When Not to Use Tree-of-Thought
Tree-of-thought exploration has costs — more tokens, more latency, and sometimes more confusion from too many options. It’s counterproductive for tasks where the solution space is narrow or where you already know the right approach. Use ADHD for problems where you genuinely don’t know the best approach, high-stakes decisions where exploration cost is lower than wrong-decision cost, and creative or interdisciplinary work where diverse perspectives matter.
Skip it for bug fixes with known patterns, straightforward CRUD implementations, or tasks where speed matters more than thoroughness.
Combining with Other Skills
ADHD works well in combination with other agent skills. For example: pair ADHD with Duel Agents — ADHD explores the solution space, Duel Agents verifies the top candidate. Or combine ADHD with OpenSpec — use ADHD to explore architecture options for a spec before committing to one approach. The cognitive frame diversity from ADHD makes it a natural precursor to any decision-heavy workflow.
Q: How do I know if the tree-of-thought exploration actually helped?
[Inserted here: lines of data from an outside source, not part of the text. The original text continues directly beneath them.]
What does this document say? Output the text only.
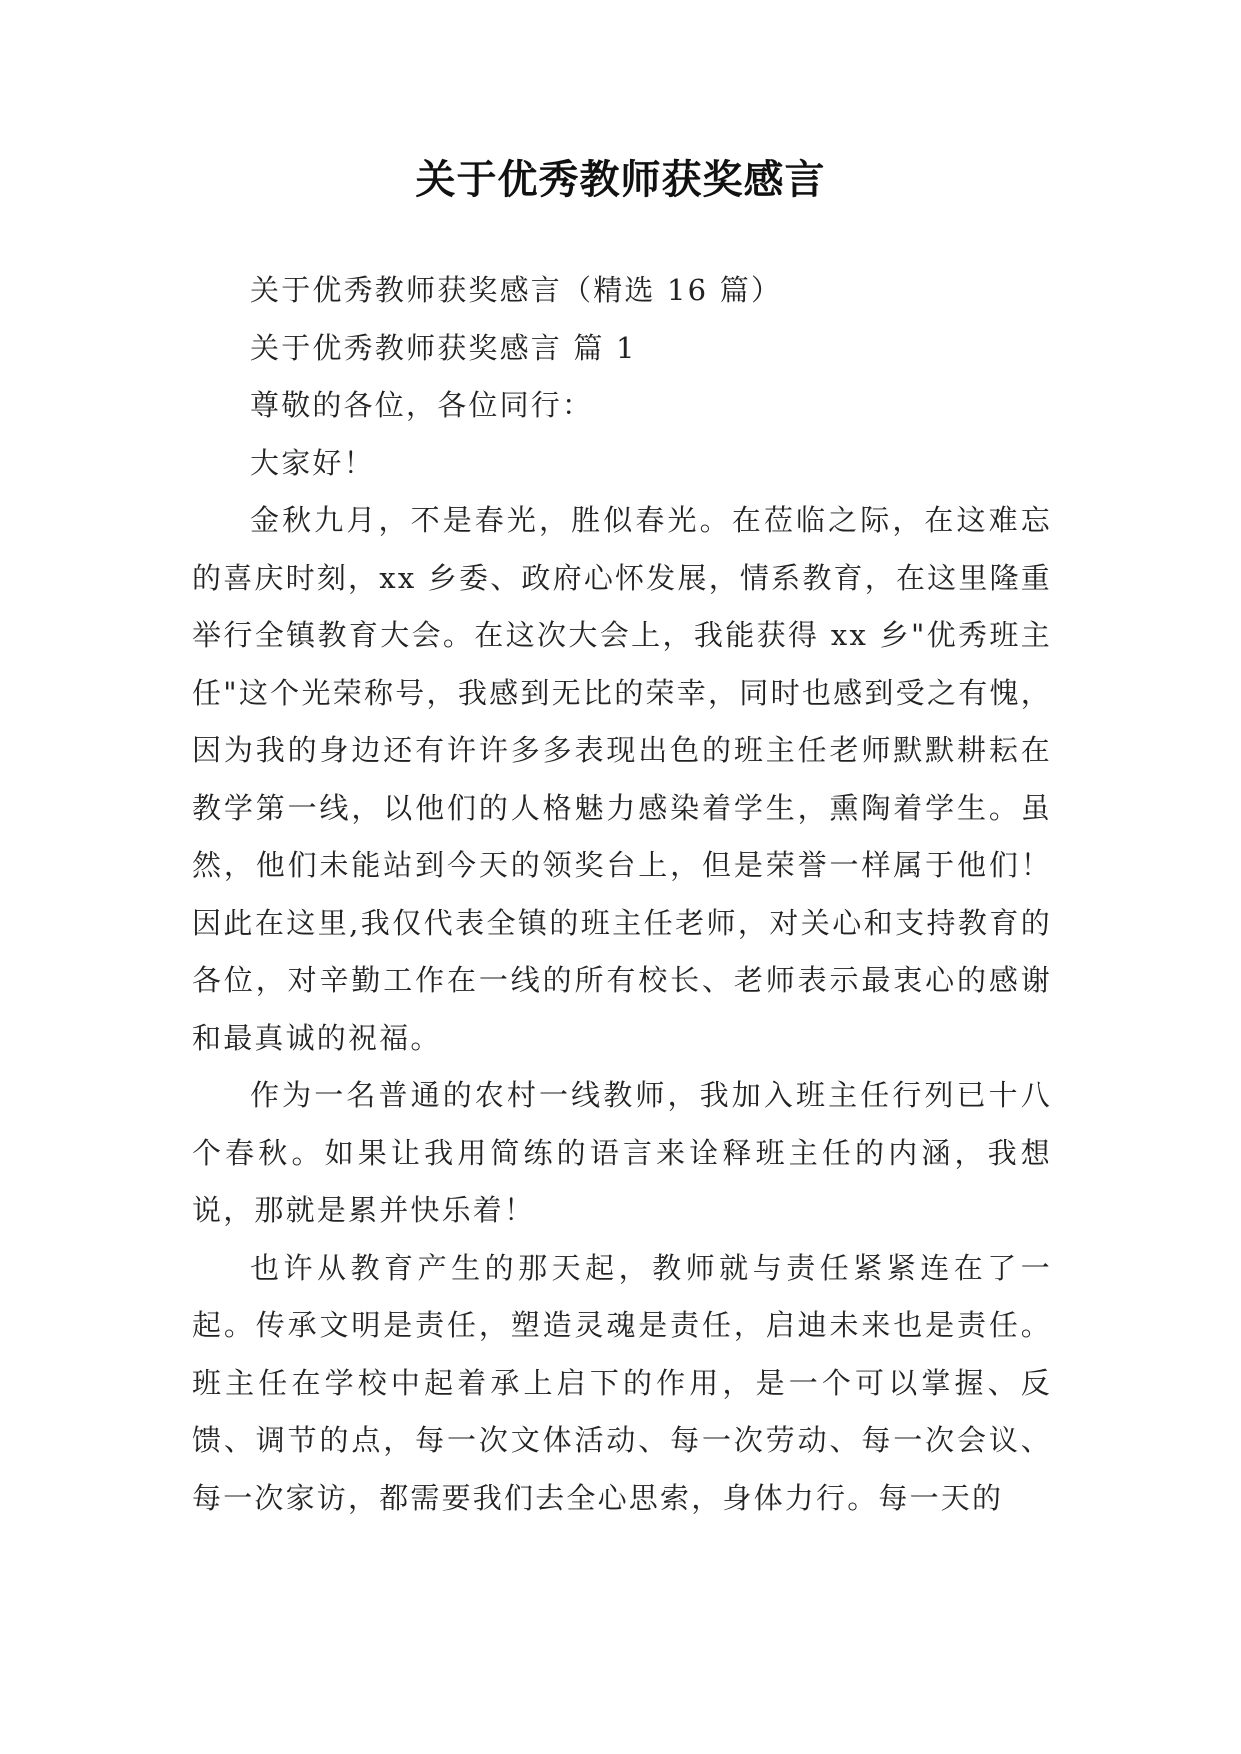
关于优秀教师获奖感言

关于优秀教师获奖感言（精选 16 篇）

关于优秀教师获奖感言 篇 1

尊敬的各位，各位同行：

大家好！

金秋九月，不是春光，胜似春光。在莅临之际，在这难忘的喜庆时刻，xx 乡委、政府心怀发展，情系教育，在这里隆重举行全镇教育大会。在这次大会上，我能获得 xx 乡"优秀班主任"这个光荣称号，我感到无比的荣幸，同时也感到受之有愧，因为我的身边还有许许多多表现出色的班主任老师默默耕耘在教学第一线，以他们的人格魅力感染着学生，熏陶着学生。虽然，他们未能站到今天的领奖台上，但是荣誉一样属于他们！因此在这里,我仅代表全镇的班主任老师，对关心和支持教育的各位，对辛勤工作在一线的所有校长、老师表示最衷心的感谢和最真诚的祝福。

作为一名普通的农村一线教师，我加入班主任行列已十八个春秋。如果让我用简练的语言来诠释班主任的内涵，我想说，那就是累并快乐着！

也许从教育产生的那天起，教师就与责任紧紧连在了一起。传承文明是责任，塑造灵魂是责任，启迪未来也是责任。班主任在学校中起着承上启下的作用，是一个可以掌握、反馈、调节的点，每一次文体活动、每一次劳动、每一次会议、每一次家访，都需要我们去全心思索，身体力行。每一天的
A: The skill logs the number of branches explored, pruned, and deepened. Compare the final recommendation against your initial instinct — if they differ, the exploration likely surfaced something you would have missed. Over time, you’ll develop intuition for which problems benefit most.
Conclusion
ADHD brings structured divergent thinking to AI coding agents, filling a gap that linear reasoning can’t cover. When the problem is ambiguous, the solution space is wide, and the cost of a wrong choice is high, tree-of-thought with pruning beats chain-of-thought every time. The cognitive frame approach ensures the exploration isn’t just wider — it’s genuinely different, escaping the echo-chamber of whatever the agent’s first instinct was. For architects, researchers, and anyone tackling novel problems with AI assistance, it’s a powerful addition to the agent’s toolkit.